Personnel changes that significantly affect the application of the control. Should there be significant change to the operation of the control then it may not be possible to place reliance on evidence obtained in previous audits as detailed within CAS 330.14(a). Additionally, the competence of new personnel performing the control may impact our decision to rely on evidence obtained in previous audits.
The effectiveness of the ITGCs. Where controls are IT dependent then consideration of the effectiveness of the ITGCs impacting the control need to be considered.

Documentation

Use judgment in determining what information needs to be included in the current year audit file. In order to evidence the consideration of the prior year audit evidence about the operating effectiveness of controls, we typically include the results of the prior year testing in the current period’s workpapers, as well as documentation of our current period evaluation of the sufficiency of the procedures.

Guidance specific to Legislative Auditors

OAG Guidance

Typically, the scope of performance audits does not include issues directly related to financial statements audits. As such, financial auditors will rarely use performance audit work as evidence over the operating effectiveness of controls. However, the information in the performance audit file could be useful, to some extent, at the planning phase.
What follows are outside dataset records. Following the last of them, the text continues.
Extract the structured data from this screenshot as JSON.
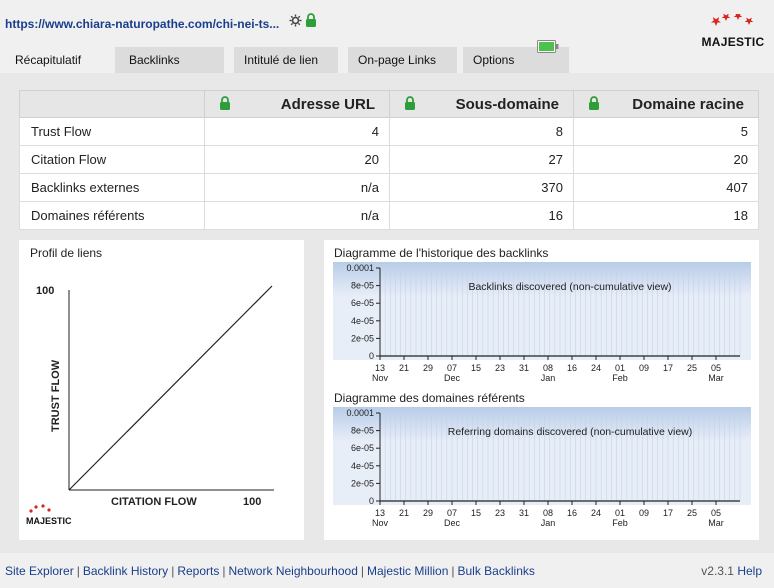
{
  "header": {
    "url": "https://www.chiara-naturopathe.com/chi-nei-ts...",
    "settings_icon": "gear-icon",
    "lock_icon": "lock-icon",
    "logo_text": "MAJESTIC"
  },
  "tabs": [
    {
      "label": "Récapitulatif",
      "active": true
    },
    {
      "label": "Backlinks",
      "active": false
    },
    {
      "label": "Intitulé de lien",
      "active": false
    },
    {
      "label": "On-page Links",
      "active": false
    },
    {
      "label": "Options",
      "active": false
    }
  ],
  "summary": {
    "headers": [
      "",
      "Adresse URL",
      "Sous-domaine",
      "Domaine racine"
    ],
    "rows": [
      {
        "label": "Trust Flow",
        "values": [
          "4",
          "8",
          "5"
        ]
      },
      {
        "label": "Citation Flow",
        "values": [
          "20",
          "27",
          "20"
        ]
      },
      {
        "label": "Backlinks externes",
        "values": [
          "n/a",
          "370",
          "407"
        ]
      },
      {
        "label": "Domaines référents",
        "values": [
          "n/a",
          "16",
          "18"
        ]
      }
    ]
  },
  "link_profile": {
    "title": "Profil de liens",
    "y_label": "TRUST FLOW",
    "x_label": "CITATION FLOW",
    "y_max_label": "100",
    "x_max_label": "100",
    "logo_text": "MAJESTIC"
  },
  "charts": {
    "backlinks_title": "Diagramme de l'historique des backlinks",
    "domains_title": "Diagramme des domaines référents"
  },
  "chart_data": [
    {
      "type": "area",
      "title": "Backlinks discovered (non-cumulative view)",
      "y_ticks": [
        "0.0001",
        "8e-05",
        "6e-05",
        "4e-05",
        "2e-05",
        "0"
      ],
      "ylim": [
        0,
        0.0001
      ],
      "x_ticks": [
        "13",
        "21",
        "29",
        "07",
        "15",
        "23",
        "31",
        "08",
        "16",
        "24",
        "01",
        "09",
        "17",
        "25",
        "05"
      ],
      "x_month_labels": [
        {
          "at": "13",
          "label": "Nov"
        },
        {
          "at": "07",
          "label": "Dec"
        },
        {
          "at": "08",
          "label": "Jan"
        },
        {
          "at": "01",
          "label": "Feb"
        },
        {
          "at": "05",
          "label": "Mar"
        }
      ],
      "values": []
    },
    {
      "type": "area",
      "title": "Referring domains discovered (non-cumulative view)",
      "y_ticks": [
        "0.0001",
        "8e-05",
        "6e-05",
        "4e-05",
        "2e-05",
        "0"
      ],
      "ylim": [
        0,
        0.0001
      ],
      "x_ticks": [
        "13",
        "21",
        "29",
        "07",
        "15",
        "23",
        "31",
        "08",
        "16",
        "24",
        "01",
        "09",
        "17",
        "25",
        "05"
      ],
      "x_month_labels": [
        {
          "at": "13",
          "label": "Nov"
        },
        {
          "at": "07",
          "label": "Dec"
        },
        {
          "at": "08",
          "label": "Jan"
        },
        {
          "at": "01",
          "label": "Feb"
        },
        {
          "at": "05",
          "label": "Mar"
        }
      ],
      "values": []
    }
  ],
  "footer": {
    "links": [
      "Site Explorer",
      "Backlink History",
      "Reports",
      "Network Neighbourhood",
      "Majestic Million",
      "Bulk Backlinks"
    ],
    "version": "v2.3.1",
    "help": "Help"
  },
  "colors": {
    "link": "#1a3e8c",
    "lock_green": "#2e9e3a",
    "battery_green": "#4cc24c",
    "chart_bg": "#e8eef8",
    "chart_top": "#b8cce8"
  }
}
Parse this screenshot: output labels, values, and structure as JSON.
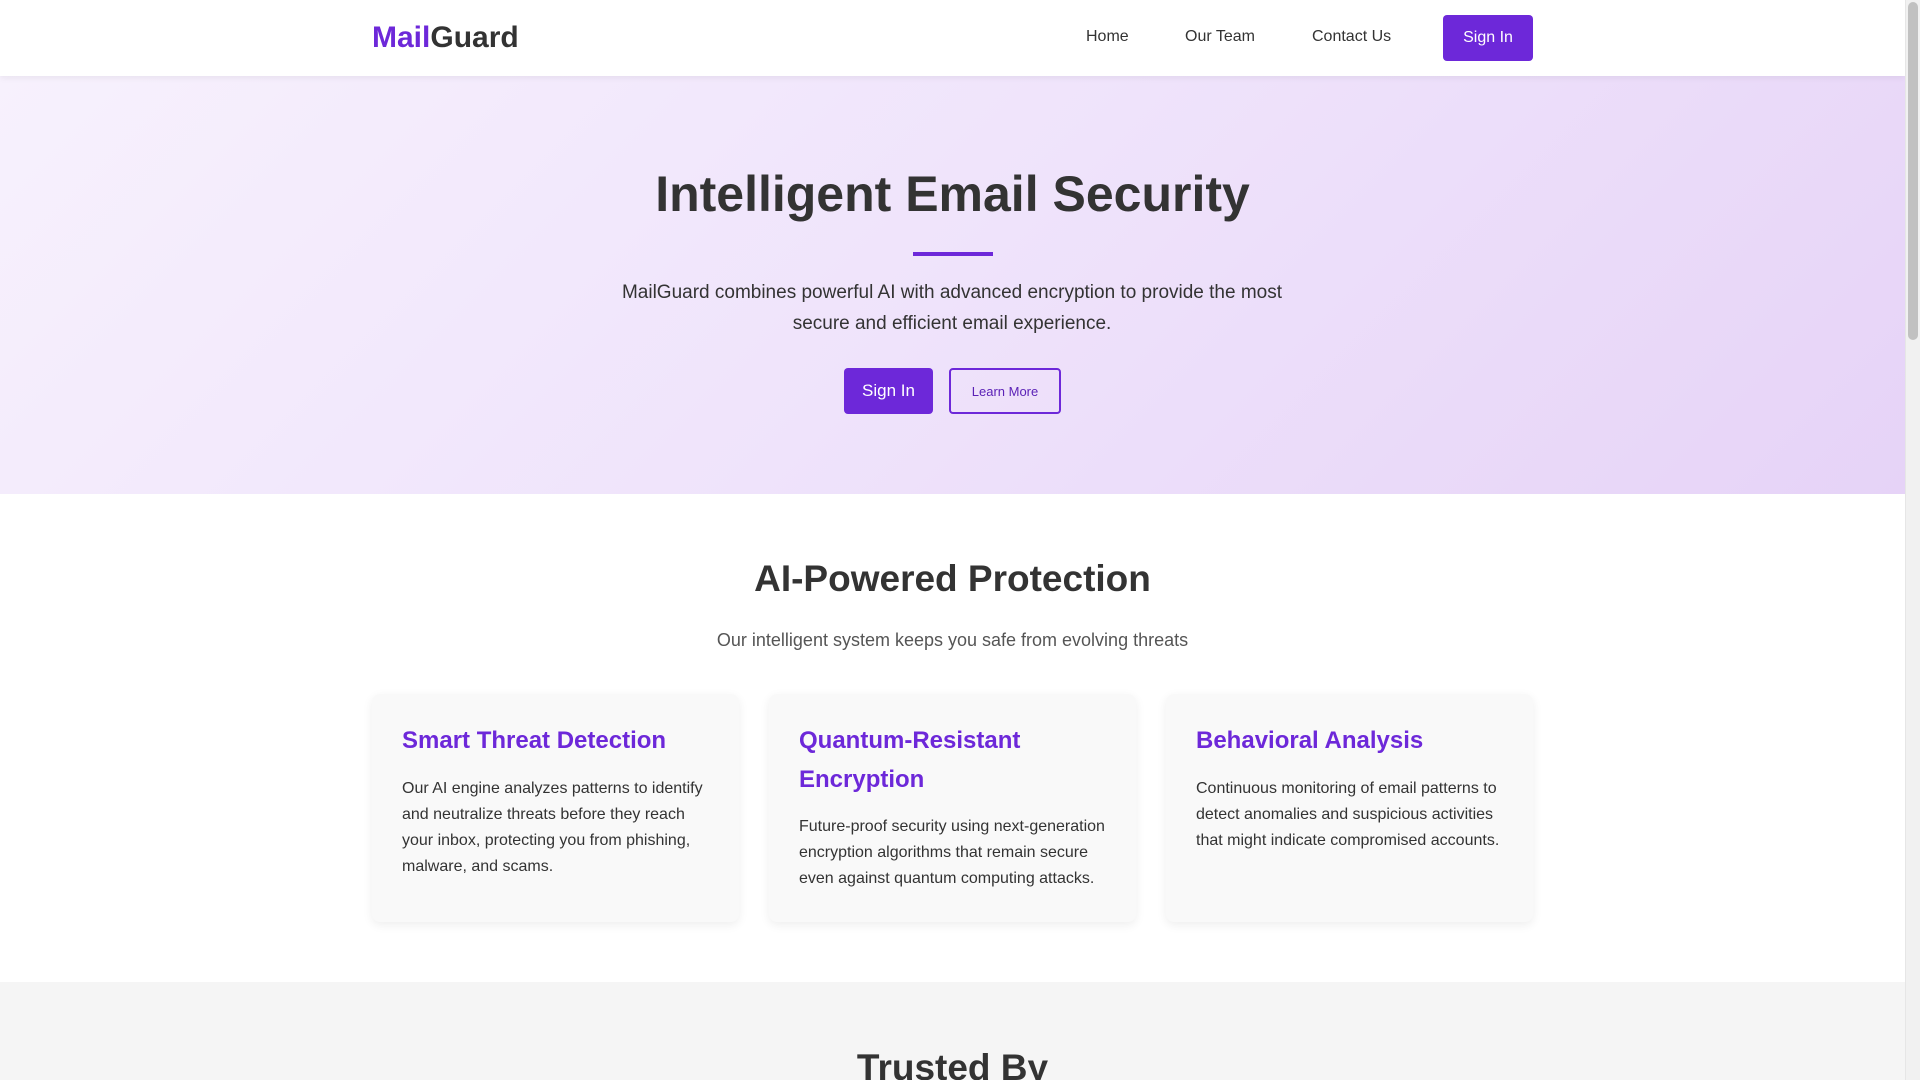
{
  "header": {
    "logo_accent": "Mail",
    "logo_rest": "Guard",
    "nav": {
      "home": "Home",
      "team": "Our Team",
      "contact": "Contact Us"
    },
    "signin_label": "Sign In"
  },
  "hero": {
    "title": "Intelligent Email Security",
    "subtitle": "MailGuard combines powerful AI with advanced encryption to provide the most secure and efficient email experience.",
    "signin_label": "Sign In",
    "learn_more_label": "Learn More"
  },
  "features": {
    "title": "AI-Powered Protection",
    "subtitle": "Our intelligent system keeps you safe from evolving threats",
    "cards": [
      {
        "title": "Smart Threat Detection",
        "text": "Our AI engine analyzes patterns to identify and neutralize threats before they reach your inbox, protecting you from phishing, malware, and scams."
      },
      {
        "title": "Quantum-Resistant Encryption",
        "text": "Future-proof security using next-generation encryption algorithms that remain secure even against quantum computing attacks."
      },
      {
        "title": "Behavioral Analysis",
        "text": "Continuous monitoring of email patterns to detect anomalies and suspicious activities that might indicate compromised accounts."
      }
    ]
  },
  "trusted": {
    "title": "Trusted By"
  },
  "colors": {
    "accent": "#6d28d9",
    "text": "#333333",
    "hero_gradient_start": "#f7f1fd",
    "hero_gradient_end": "#e6d3f7",
    "section_gray": "#f5f5f5"
  }
}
On the other hand, financial auditors could use information gathered during the special examination of a Crown corporation to design their controls testing and, sometimes, as evidence about the operating of controls. For example, the work done on the information technology system could be used to better understand and assess the ITGCs or the controls put in place by the entity when implementing a new information system.

In all cases, financial auditors should ensure that the work performed in other audit products responds to their objectives, to risks of material misstatement in the financial statements, and that the number of tests as well as the population used for sampling and period covered are appropriate.

Auditors will document the rationale of the decision to use evidence obtained in other audit products and how this information meets their objectives.